Sehr geehrte Damen und Herren.

Biologisch abbaubare Kunststoffe, die nach der Europäischen Norm EN13432 zertifiziert sind und ein offizielles Kennzeichen dieser Konformität tragen, sind im Zuge der Rotte in einem der Österr. Kompostverordnung (BGBl. II Nr. 292/2001) entsprechenden Behandlungsprozess gemeinsam mit anderem Bioabfall vollständig biologisch abbaubar und stören den Kompostierungsvorgang nicht.
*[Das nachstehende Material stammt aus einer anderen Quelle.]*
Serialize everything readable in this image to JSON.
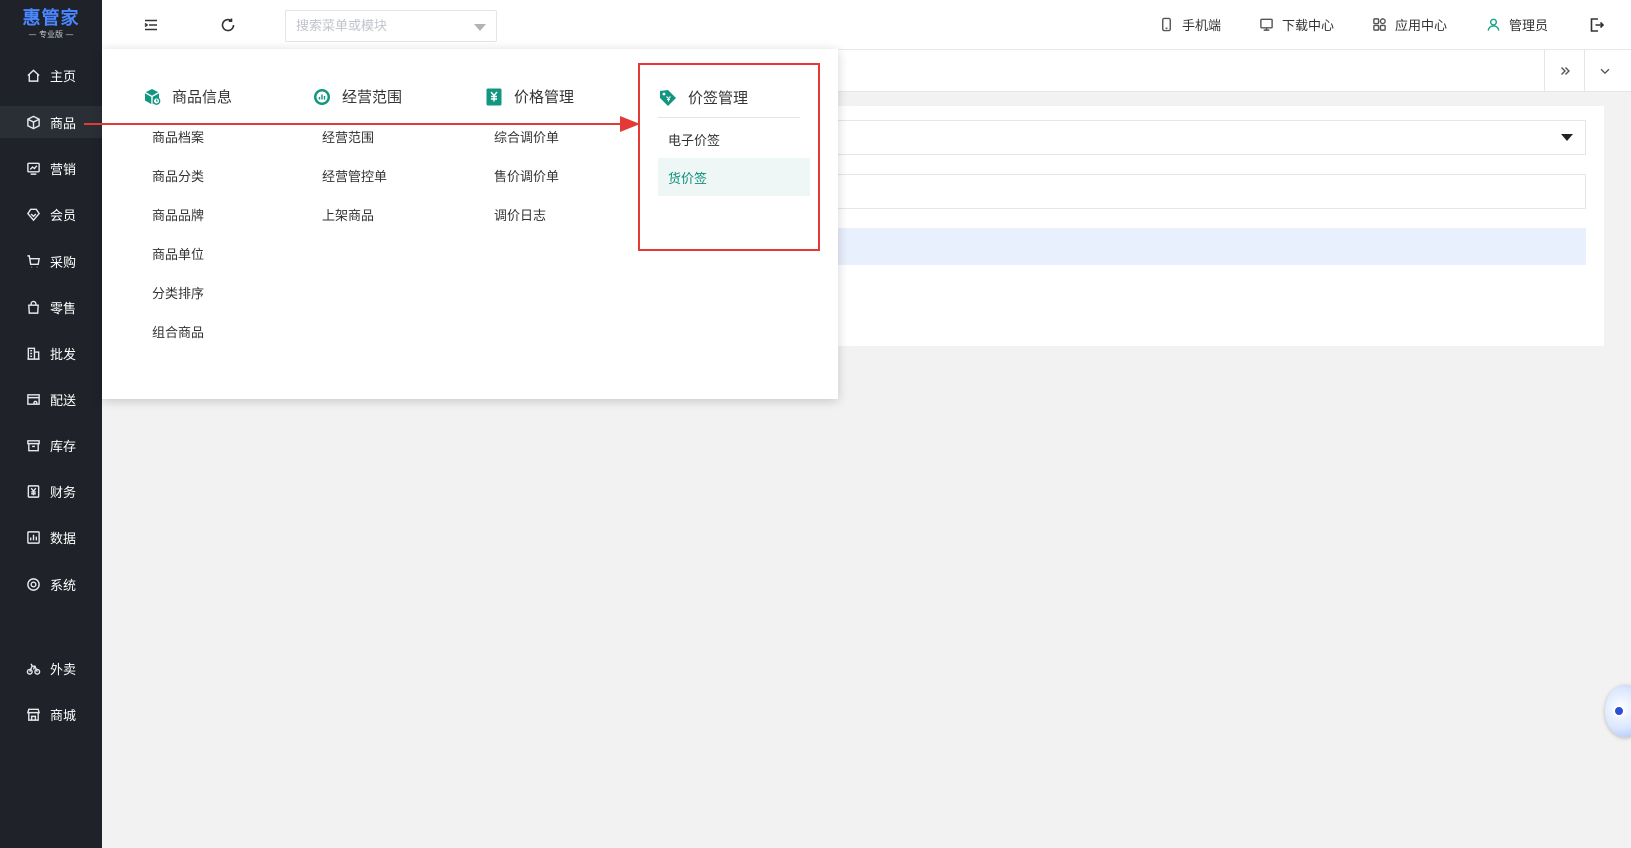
{
  "brand": {
    "name": "惠管家",
    "edition": "— 专业版 —",
    "color": "#4a86ff"
  },
  "sidebar": {
    "items": [
      {
        "label": "主页",
        "icon": "home-icon"
      },
      {
        "label": "商品",
        "icon": "box-icon",
        "active": true
      },
      {
        "label": "营销",
        "icon": "chart-icon"
      },
      {
        "label": "会员",
        "icon": "diamond-icon"
      },
      {
        "label": "采购",
        "icon": "cart-icon"
      },
      {
        "label": "零售",
        "icon": "bag-icon"
      },
      {
        "label": "批发",
        "icon": "building-icon"
      },
      {
        "label": "配送",
        "icon": "truck-icon"
      },
      {
        "label": "库存",
        "icon": "archive-icon"
      },
      {
        "label": "财务",
        "icon": "yen-icon"
      },
      {
        "label": "数据",
        "icon": "bar-chart-icon"
      },
      {
        "label": "系统",
        "icon": "settings-icon"
      },
      {
        "label": "外卖",
        "icon": "bike-icon"
      },
      {
        "label": "商城",
        "icon": "store-icon"
      }
    ]
  },
  "topbar": {
    "search_placeholder": "搜索菜单或模块",
    "links": [
      {
        "label": "手机端",
        "icon": "phone-icon"
      },
      {
        "label": "下载中心",
        "icon": "download-icon"
      },
      {
        "label": "应用中心",
        "icon": "apps-icon"
      },
      {
        "label": "管理员",
        "icon": "user-icon"
      }
    ]
  },
  "mega_menu": {
    "accent": "#0f8f7c",
    "columns": [
      {
        "title": "商品信息",
        "icon": "cube-icon",
        "items": [
          "商品档案",
          "商品分类",
          "商品品牌",
          "商品单位",
          "分类排序",
          "组合商品"
        ]
      },
      {
        "title": "经营范围",
        "icon": "scope-icon",
        "items": [
          "经营范围",
          "经营管控单",
          "上架商品"
        ]
      },
      {
        "title": "价格管理",
        "icon": "price-icon",
        "items": [
          "综合调价单",
          "售价调价单",
          "调价日志"
        ]
      },
      {
        "title": "价签管理",
        "icon": "tag-icon",
        "items": [
          "电子价签",
          "货价签"
        ],
        "active_item": "货价签"
      }
    ]
  },
  "annotation": {
    "highlight_color": "#e53935"
  }
}
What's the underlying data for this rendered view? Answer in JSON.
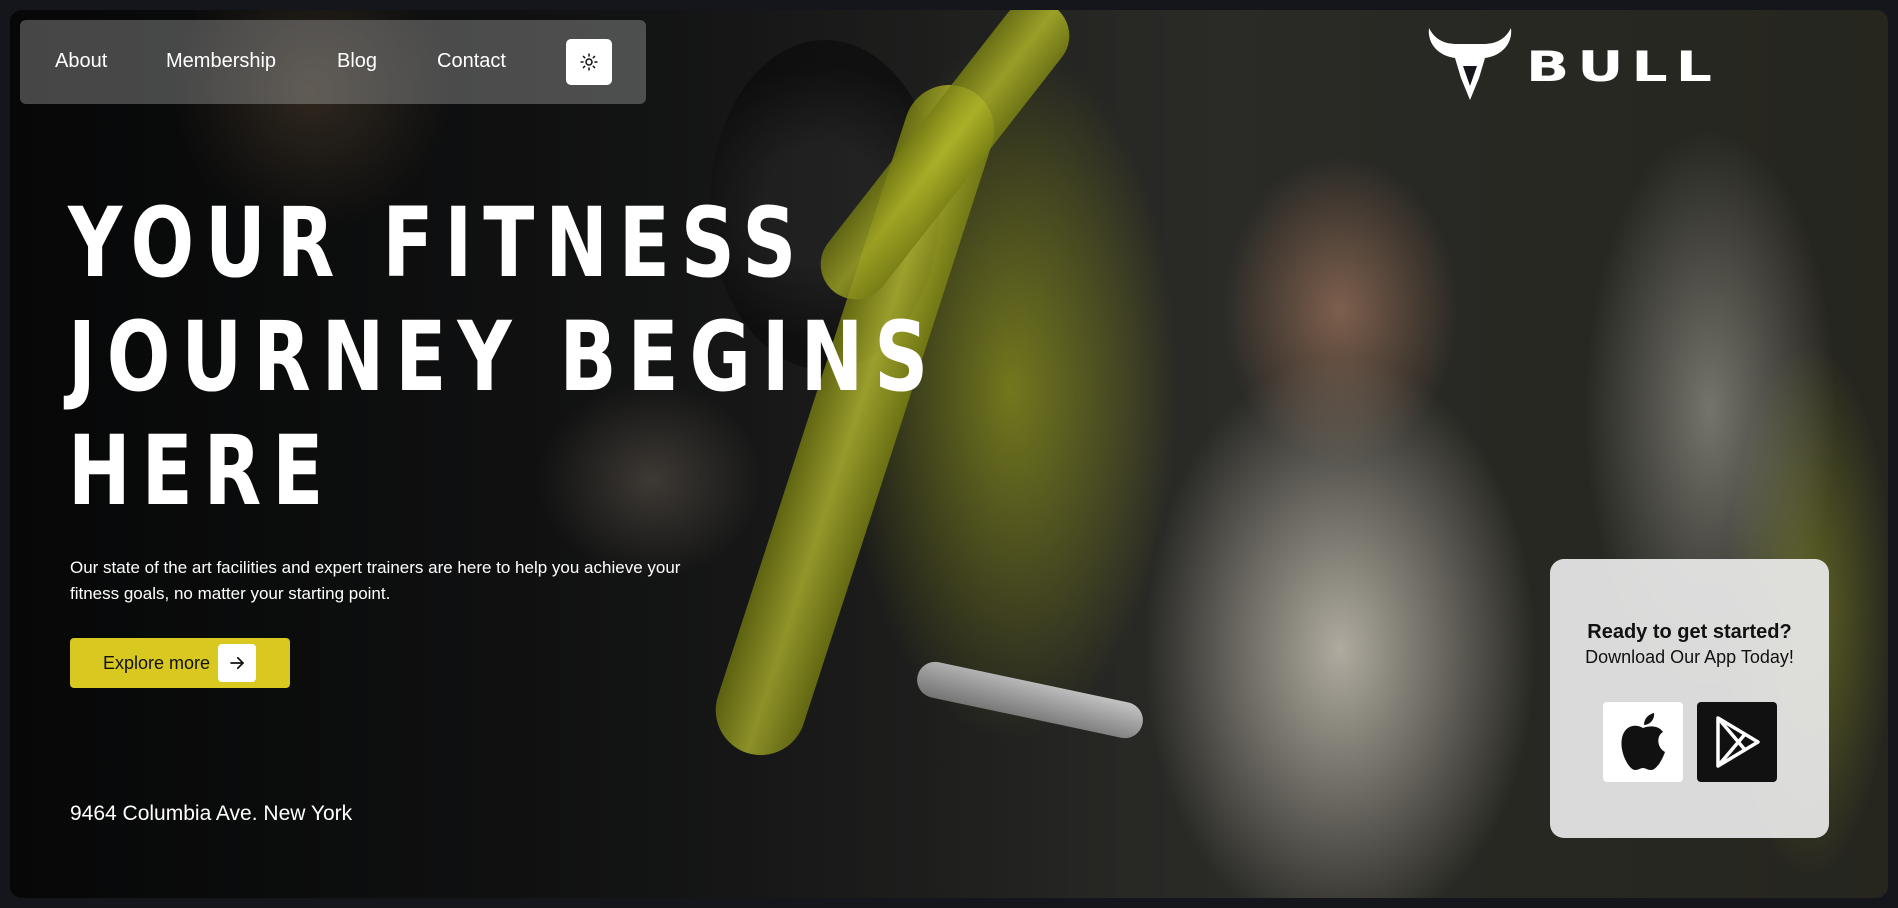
{
  "nav": {
    "links": [
      {
        "label": "About"
      },
      {
        "label": "Membership"
      },
      {
        "label": "Blog"
      },
      {
        "label": "Contact"
      }
    ],
    "theme_icon": "sun-icon"
  },
  "brand": {
    "name": "BULL",
    "logo_icon": "bull-head-icon"
  },
  "hero": {
    "headline_lines": [
      "YOUR FITNESS",
      "JOURNEY BEGINS",
      "HERE"
    ],
    "description": "Our state of the art facilities and expert trainers are here to help you achieve your fitness goals, no matter your starting point.",
    "cta_label": "Explore more",
    "cta_icon": "arrow-right-icon",
    "address": "9464 Columbia Ave. New York"
  },
  "app_card": {
    "title": "Ready to get started?",
    "subtitle": "Download Our App Today!",
    "stores": [
      {
        "icon": "apple-icon"
      },
      {
        "icon": "google-play-icon"
      }
    ]
  },
  "colors": {
    "accent": "#d8c81f",
    "background": "#15151c",
    "text": "#ffffff"
  }
}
Das wird durch das mehrstufige Prüfschema der EN13432 explizit sicher gestellt.

Diese EN13432-zertifizierten Kunststoffe können also, aus technischer Sicht, gemeinsam mit anderem Bioabfall gesammelt und problemlos verwertet werden.

Aus ethischen Gründen bzw. aus Sicht einer zukunftsfähigen und tatsächlich nachhaltigen Gesellschaft ist es jedoch nicht wünschenswert, Einwegprodukte aus konventionellem Kunststoff durch Einwegprodukte aus biologisch abbaubarem Kunststoff zu ersetzen. Wie bereits 1994 von der Europäischen Union festgehalten und empfohlen (94/62/EG), sind neben der Vermeidung, insbesondere der Mehrfachverwendung und dem zumindest gleichwertigem stofflichen Recycling die höchsten Prioritäten zuzuordnen. Im Widerspruch zu dieser Empfehlung hat sich der Kunststoffkonsum in den letzten ca. 25 Jahren vervielfacht.
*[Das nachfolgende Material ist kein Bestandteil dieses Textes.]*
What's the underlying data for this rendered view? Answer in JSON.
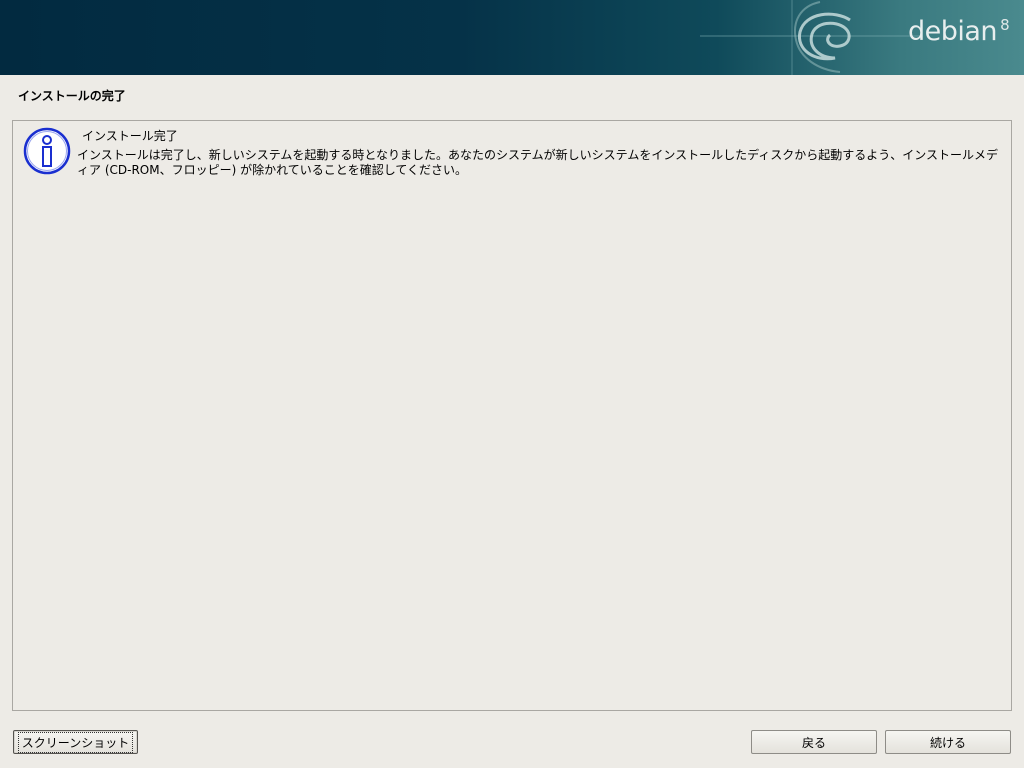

Das gegenwärtig in öffentlichen Medien breit diskutierte und mittlerweile allseits bekannte Problem der Kunststoffreste in der Umwelt (auch unter dem Summenbegriff Mikroplastik) ist durch den nicht korrekten Umgang mit konventionellen, auf eine möglichst hohe Widerstandsfähigkeit hin optimierten Kunststoffen zurückzuführen. Dieses Problem gäbe es
nicht, wären

1) diese Kunststoffe nicht in die Umwelt gelangt

und

2) die in die Umwelt gelangten Kunststoffe nicht so widerstandsfähig, wie sie es sind.

Zu beiden Ursachen gibt es je einen Lösungsansatz:

1) Moralische und, wenn es nicht anders geht, energisch durchgesetzte rechtliche Rahmenbedingungen für eine drastische Schlechterstellung von Einwegprodukten, einen Anreiz zur Mehrfachverwendung bzw. forcierten Druck hin zu einem stofflichen Recycling ohne Downcycling

und

2) Bis zur Durchsetzung dieser Maßnahmen, den Ersatz von wiederholt in der Umwelt wiederzufindenden Kunststoffprodukten durch solche aus biologisch abbaubaren Kunststoffen.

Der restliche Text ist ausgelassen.